В городе, кишащем слухами, интерес к предстоящему событию был огромен. Когда настал вечер, в бальном зале собралась толпа. Джим в вечернем смокинге наблюдал из угла, держа в кармане пистолет. Событие было необычным: ведь траур еще не кончился. Возбуждение и ожидание приглашенных достигли апогея. И вот, когда королевская семья и сопровождающая их свита вошли, все глаза моментально сошлись на бледной, худощавой фигуре Аделаиды в элегантном черном платье. Она стояла рядом с принцем, позади короля.
Бекки, находившаяся на два шага сзади, увидела это море глаз, остановившихся на Аделаиде, и, честно сказать, испугалась за нее.

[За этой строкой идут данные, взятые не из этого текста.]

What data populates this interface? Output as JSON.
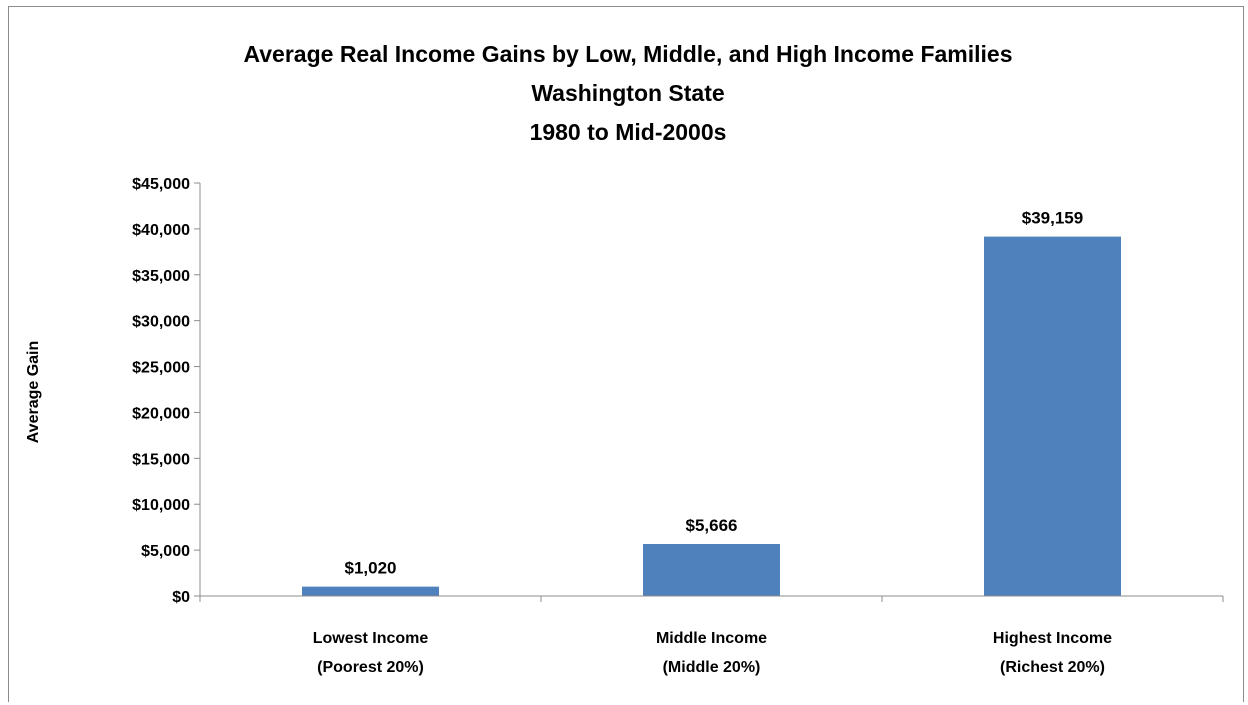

Старый король шел без посторонней помощи, хотя все вокруг видели, каких усилий ему это стоило. Он взошел на возвышение и обратился к присутствующим громко и отчетливо, и все же он не мог скрыть дрожи в голосе.
— Дорогие рацкавийцы! Дорогие гости! Во время траура такое собрание, как это, может показаться странным, чтобы не сказать неуместным, но сейчас совершенно необычные времена. Мы живем в беспокойном мире, в котором происходят огромные перемены, быстрое развитие науки и промышленности происходит за нашими древними границами. И среди этих перемен три вещи остаются неизменными: Эштенбургская скала, Красный Орел и священный союз семьи.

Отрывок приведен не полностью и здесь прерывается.